Warning: 99.999% Uptime is a Myth, and a Planet Killer

Uptime is a measure of the time a particular computer system has been "up" and running. Not surprisingly, it's the opposite of downtime, when a system is not operational. In geek cant, uptime is sometimes measured in nines; "Three nines" gives you 99.9% reliability, about 8 hours and 46 minutes of downtime a year. The gold standard is "Five nines" - 99.999% reliability, which translates to a total downtime of no longer than five minutes per year.

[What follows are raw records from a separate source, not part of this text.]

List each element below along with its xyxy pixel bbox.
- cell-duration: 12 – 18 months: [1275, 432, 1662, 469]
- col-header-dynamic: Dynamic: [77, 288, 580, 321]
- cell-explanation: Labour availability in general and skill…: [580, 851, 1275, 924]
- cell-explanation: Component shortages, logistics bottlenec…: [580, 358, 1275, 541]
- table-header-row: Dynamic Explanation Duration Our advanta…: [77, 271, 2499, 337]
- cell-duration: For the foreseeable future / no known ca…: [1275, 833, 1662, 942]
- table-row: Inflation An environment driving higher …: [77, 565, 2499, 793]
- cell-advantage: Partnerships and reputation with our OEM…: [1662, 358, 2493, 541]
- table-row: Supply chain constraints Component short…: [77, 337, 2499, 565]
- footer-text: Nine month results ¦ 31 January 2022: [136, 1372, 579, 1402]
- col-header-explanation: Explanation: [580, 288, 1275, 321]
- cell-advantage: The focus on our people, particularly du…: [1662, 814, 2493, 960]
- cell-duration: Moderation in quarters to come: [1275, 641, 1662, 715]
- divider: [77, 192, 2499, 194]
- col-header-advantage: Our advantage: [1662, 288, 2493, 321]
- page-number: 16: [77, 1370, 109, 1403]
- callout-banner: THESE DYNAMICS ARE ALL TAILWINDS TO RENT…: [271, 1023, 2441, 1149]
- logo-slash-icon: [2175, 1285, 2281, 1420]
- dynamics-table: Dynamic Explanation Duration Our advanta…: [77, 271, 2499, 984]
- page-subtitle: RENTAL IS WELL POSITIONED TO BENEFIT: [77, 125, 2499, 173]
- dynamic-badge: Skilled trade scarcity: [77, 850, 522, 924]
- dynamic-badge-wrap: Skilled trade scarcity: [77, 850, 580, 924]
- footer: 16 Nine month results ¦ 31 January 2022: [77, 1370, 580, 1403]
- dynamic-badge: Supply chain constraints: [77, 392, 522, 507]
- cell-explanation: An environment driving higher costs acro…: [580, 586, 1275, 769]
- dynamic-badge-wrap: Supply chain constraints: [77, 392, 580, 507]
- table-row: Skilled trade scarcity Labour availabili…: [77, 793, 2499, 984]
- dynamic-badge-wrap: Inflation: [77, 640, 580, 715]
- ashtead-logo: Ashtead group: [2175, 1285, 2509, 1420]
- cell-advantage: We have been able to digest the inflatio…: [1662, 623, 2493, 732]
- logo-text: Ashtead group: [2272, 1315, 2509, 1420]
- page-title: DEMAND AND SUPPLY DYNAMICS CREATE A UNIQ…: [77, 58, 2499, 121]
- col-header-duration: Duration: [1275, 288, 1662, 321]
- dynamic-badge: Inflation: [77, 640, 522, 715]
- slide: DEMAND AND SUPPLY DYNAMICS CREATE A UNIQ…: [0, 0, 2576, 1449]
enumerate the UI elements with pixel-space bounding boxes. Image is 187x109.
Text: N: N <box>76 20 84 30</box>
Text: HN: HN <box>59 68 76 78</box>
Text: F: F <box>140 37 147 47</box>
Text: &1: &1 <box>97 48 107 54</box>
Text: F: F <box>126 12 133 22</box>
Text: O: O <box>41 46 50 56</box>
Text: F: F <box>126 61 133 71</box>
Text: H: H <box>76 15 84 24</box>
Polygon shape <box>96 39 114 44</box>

At first glance, it would seem that you want to keep your site up as much as possible, lots of nines. Problem is that it turns out to be exponentially expensive to do so, both cost-wise and e-wise, because massive redundancy is required to support more reliant systems. Instead of one server, you need several... instead of one 9 to 5 support employee, you need around-the-clockers... instead of one power line, you need several, and going to different substations. All this leads to a Malthusian
eWaste accumulation, increased labor expenditure, and according to the Uptime Institute, unsustainable power consumption. And one more thing; it's impossible.

Fact is that five nines is simply impossible for a long period of time. Remember, 5 nines is 5 minutes of downtime a year. So, if your site is out for an hour, it must be up non-stop for the next 12 years to hit your number - wholly unlikely. Good news is that this is hardly a business killer; for example, according to Pingdom, even eBay is only good for three nines over a long period. Seems like they are doing fine.

The stark truth is that most companies don't need five nines. It sounds great in boardroom meetings ("If this saves one life, it's worth it!") and fills the pork barrel for those IT directors looking for a new project. But the numbers just don't make sense for most industries; studies show that three nine design is fine for most retailing applications. Yeah, if you are Walmart you need it for your transaction processing. Yeah, if you are LAX and a computer glitch leaves 17,000 passengers stranded, you need it. But for the vast majority of cases, there's not enough return on investment (ROI) to justify the cost to your business and the damage to the planet. Good enough is in fact good enough. :: Cnet


Unknown said...

Is 99.99% ok?

BlindManNoFish said...

If this is true, couldn't a savings be arrived at by coordinating down times across sites? If the rational for minimizing down time is that down time costs 'something' then where does that 'something' go? To other sites? If that's true then coordinating the down times across all sites would result in no losses (combined with no gains.) I suspect that what's actually occurring is that uptime/downtime advantage only exists as a comparison to what your competitors' uptime/downtime is. Incidentally, if a company is properly tracking their traffic, then they ought to be able to effectively minimize the impact of their downtime by scheduling downtimes for minimal traffic times--which is in fact what the majority of them do. This makes %uptime vs. % downtime effectively a moot point; if you're in the business of selling Christmas cookies, and your downtime is all in late November/early December vs. the middle of June & July, then obviously it matters quite a bit less whether you have 99.9%/0.1% (Nov/Dec) vs. 95%/5% (Jun/Jul)or whatever. The former case would likely still result it a higher cost to your business.